The bill tightens definitions and reporting to curb wasteful federal 'swag' spending and increase transparency, but it raises administrative costs and risks restricting or complicating legitimate outreach—potentially offsetting some savings.
Taxpayers: Reduces federal spending on promotional 'swag' and mascots, potentially lowering wasteful expenditures.
Federal agencies and managers: Establishes clearer definitions for what counts as advertising and for 'swag', making it easier to track, justify, and limit PR merchandise purchases.
Federal agencies and taxpayers: Increases transparency by requiring agencies to report prior-year public relations and advertising spending in annual budget justifications, improving oversight.
Federal employees and agencies (and taxpayers indirectly): Imposes additional administrative and reporting burdens—classifying communications and items, conducting ROI analyses, and adding PR spending detail to budgets—which will consume staff time and resources.
State and local outreach programs, small federal programs, and public‑education efforts: Could unintentionally restrict legitimate mission-driven outreach that relies on modest promotional items, reducing public engagement or delaying outreach.
Taxpayers: Some anticipated savings may be offset because agencies will need to spend resources to comply with new rules (ROI analyses, tracking, reporting), reducing net fiscal benefit.
Based on analysis of 3 sections of legislative text.
Introduced January 28, 2025 by Michael Cloud · Last progress January 28, 2025
Stops federal agencies from spending federal funds to purchase or distribute free promotional items (“swag”) or to create/use mascots to promote an agency, program, or agenda, while allowing limited exceptions (mission-driven items with a positive return on investment, military and federal recruitment, and census items).

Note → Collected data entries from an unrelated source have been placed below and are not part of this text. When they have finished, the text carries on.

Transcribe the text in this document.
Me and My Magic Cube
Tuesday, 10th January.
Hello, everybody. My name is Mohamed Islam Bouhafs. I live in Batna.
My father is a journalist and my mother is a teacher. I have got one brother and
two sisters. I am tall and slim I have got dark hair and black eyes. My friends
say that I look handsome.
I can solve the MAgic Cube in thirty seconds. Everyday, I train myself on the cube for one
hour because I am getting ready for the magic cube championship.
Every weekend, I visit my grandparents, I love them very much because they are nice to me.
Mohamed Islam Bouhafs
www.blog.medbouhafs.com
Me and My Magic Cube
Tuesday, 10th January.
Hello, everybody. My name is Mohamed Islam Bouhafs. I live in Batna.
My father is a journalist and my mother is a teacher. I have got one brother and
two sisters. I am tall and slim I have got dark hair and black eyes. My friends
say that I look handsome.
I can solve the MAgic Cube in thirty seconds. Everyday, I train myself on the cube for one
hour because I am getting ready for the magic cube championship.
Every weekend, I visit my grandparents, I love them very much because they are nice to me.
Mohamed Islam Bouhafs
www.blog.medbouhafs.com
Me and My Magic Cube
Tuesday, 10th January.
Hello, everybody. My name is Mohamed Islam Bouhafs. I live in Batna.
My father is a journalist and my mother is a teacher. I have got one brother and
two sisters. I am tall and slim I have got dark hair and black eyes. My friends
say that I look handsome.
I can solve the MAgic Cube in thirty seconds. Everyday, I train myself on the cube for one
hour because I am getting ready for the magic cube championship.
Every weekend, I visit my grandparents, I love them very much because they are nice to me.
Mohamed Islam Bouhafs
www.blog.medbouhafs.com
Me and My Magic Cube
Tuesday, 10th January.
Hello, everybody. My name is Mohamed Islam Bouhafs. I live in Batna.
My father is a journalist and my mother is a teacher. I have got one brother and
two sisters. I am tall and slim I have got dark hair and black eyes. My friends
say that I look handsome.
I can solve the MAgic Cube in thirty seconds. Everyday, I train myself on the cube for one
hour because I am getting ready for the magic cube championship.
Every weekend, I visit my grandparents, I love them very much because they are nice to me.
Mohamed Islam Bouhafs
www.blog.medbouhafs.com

Agencies must add a line in their annual budget justification describing the prior year’s public relations and advertising spending (and may include estimated return on investment). The Office of Management and Budget must issue implementing rules within 180 days of enactment. The law defines key terms (what counts as advertising, swag, mascot, return on investment, and agency), lists examples and some explicit exclusions for swag, and sets out the exceptions for use of swag or mascots so agencies can continue recruitment and certain statutorily authorized items.